Asking For A Friend: Is flossing really that important?

You may not love the feeling of sliding thin string in between your teeth, but the experts say flossing is critical not only to oral health, but can also prevent serious diseases.

Karen Hawthorne 5 minute read May 13, 2022
Dental Hygiene - Flossing - Stock Illustration

Likely, if your gums bleed when you start flossing, it’s a sign you need to get into the habit of flossing regularly to deter destructive bacteria. GETTY

Dear Asking For a Friend,

I know flossing is part of good dental hygiene, but it makes my gums bleed, and frankly, I don’t like doing it. How necessary is it?

Signed, Sore Gums


Dear Sore Gums,

On the list of important things to do for your health — exercise, spend time in nature, cut out sugar, eat more veggies — it may feel like flossing your teeth is near the bottom. And if you end up with bleeding gums, that can make it even harder to make flossing a part of your daily hygiene routine.

But if you listen to your dentist, the scientific evidence that links poor oral health, like tooth loss or gum recession, with higher rates of cardiovascular problems is pretty powerful proof that cleaning in between your teeth is important.

In fact, studies reviewed by Lithuanian researchers in 2019 have also shown that gum disease, which is gingivitis in its early form and periodontitis when it really takes hold, is associated with rheumatoid arthritis, where your immune system mistakenly attacks your own body’s tissues. And a 2018 study published in the journal Gut demonstrated a link between this same bacterium, porphyromonas gingivalis, and pancreatic cancer.

7 out of 10 Canadians develop gum disease

Poor oral hygiene that allows plaque to form on your teeth, causing inflammation of the surrounding gum tissues. It can be relatively painless until pockets of infection form and start to destroy the gum tissue, putting you at risk of losing teeth. It’s a common problem, with seven out of every 10 Canadians developing gum disease at some point in their lives.

Dr. Aaron Burry, interim CEO of the Canadian Dental Association, is a practicing dentist in Ottawa, Ontario and former chief dental officer with Ottawa Public Health. He says brushing and flossing go hand-in-hand to keeping you healthy.

“Flossing is just as important as brushing, from the perspective of being able to remove what gets in between our teeth which the brush leaves behind,” he says. “When we leave particles in between our teeth, it gives the bacteria basically a food source, which allows them to grow and develop in the gums.”

The bleeding and swelling is the body’s natural inflammatory response to protect you from the toxins and chemicals produced by the bacteria, Burry explains.

Likely, if your gums bleed when you start flossing, it’s a sign you need to get into the habit of flossing regularly to deter destructive bacteria. Regular flossing is once a day or every 24 hours.

“It takes about 24 hours for the bacteria underneath the gum to really get a hold,” he says. “Flossing does two things: it mechanically removes it, but it also puts some degree of air or oxygen in the area. Many of the bacteria that are under the gum don’t like oxygen and they tend to be the least-healthy type of bacteria. It’s another way of controlling the bacterial composition and keeping healthy.”

The other danger of not removing bacteria with the two-punch brushing and flossing is they produce acids that weaken the enamel in between the teeth. “What happens over time is you have constant acid exposure. The weakness means bacteria can find a way into the tooth, which is the beginning of a cavity,” Burry says.

His dad was a dentist who would line up the family for inspection to make sure teeth were properly cleaned. “I know my dad was, I would say, somewhat traumatized by the number of kids he saw with tremendous cavities,” he says.
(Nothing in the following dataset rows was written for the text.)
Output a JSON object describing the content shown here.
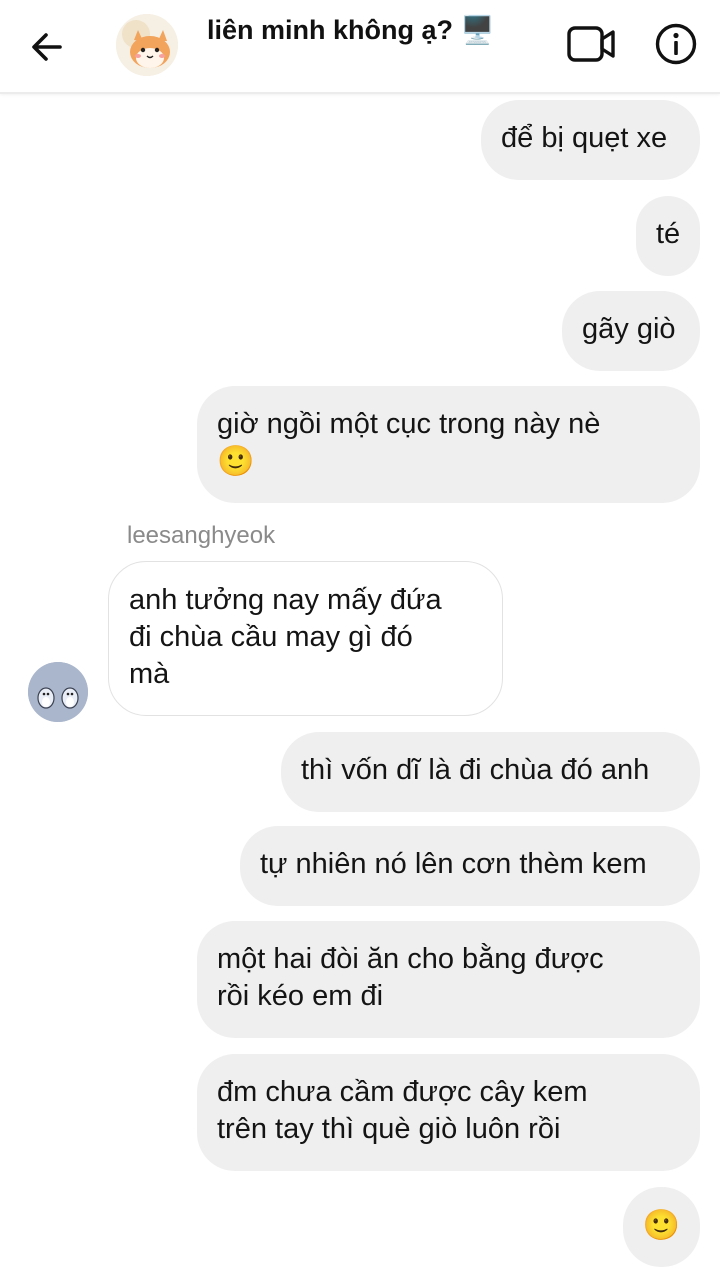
{
  "header": {
    "title": "liên minh không ạ? 🖥️"
  },
  "messages": {
    "m1": "để bị quẹt xe",
    "m2": "té",
    "m3": "gãy giò",
    "m4_line1": "giờ ngồi một cục trong này nè",
    "m4_line2": "🙂",
    "sender_name": "leesanghyeok",
    "m5_line1": "anh tưởng nay mấy đứa",
    "m5_line2": "đi chùa cầu may gì đó",
    "m5_line3": "mà",
    "m6": "thì vốn dĩ là đi chùa đó anh",
    "m7": "tự nhiên nó lên cơn thèm kem",
    "m8_line1": "một hai đòi ăn cho bằng được",
    "m8_line2": "rồi kéo em đi",
    "m9_line1": "đm chưa cầm được cây kem",
    "m9_line2": "trên tay thì què giò luôn rồi",
    "m10": "🙂"
  },
  "colors": {
    "outgoing_bubble": "#efefef",
    "incoming_bubble": "#ffffff",
    "sender_name": "#8a8a8a"
  },
  "icons": {
    "back": "arrow-left-icon",
    "video": "video-camera-icon",
    "info": "info-icon"
  }
}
Burry is committed to brushing regularly and flosses, “pretty much every day, to stay ahead of the game.”

Flossing technique

His tip for reluctant flossers is to start with one or two teeth a day to master the technique and then gradually add more teeth as you become more comfortable. But technique can be tricky.

It’s not just inserting the thread in between the teeth and pushing it out. Wrap the floss around the tooth and then slide it up and down gently on the tooth surface. Every time you push it between two teeth, you have to remember that both teeth need to be cleaned.

And if your teeth are tight together, there are floss options with wax and other coatings and custom thicknesses for comfort. There are also the popular floss holders — the small plastic instruments with a short handle so you can reach the area with one hand.

“If you can’t floss, the other option, based on the research, is to look at rinsing and to make sure that you have a solid rinsing regime and that you have a very effective brushing regime,” he says.

That means mouthwash and looking into irrigation devices that can push fluids through the teeth. These devices come very close to what flossing can do — Burry recommends talking to your best resource, your dentist, to get advice.

The takeaway: “If you can master flossing, that’s really the goal. Once you start flossing, it just becomes easier.”

Karen Hawthorne is a Toronto-based writer.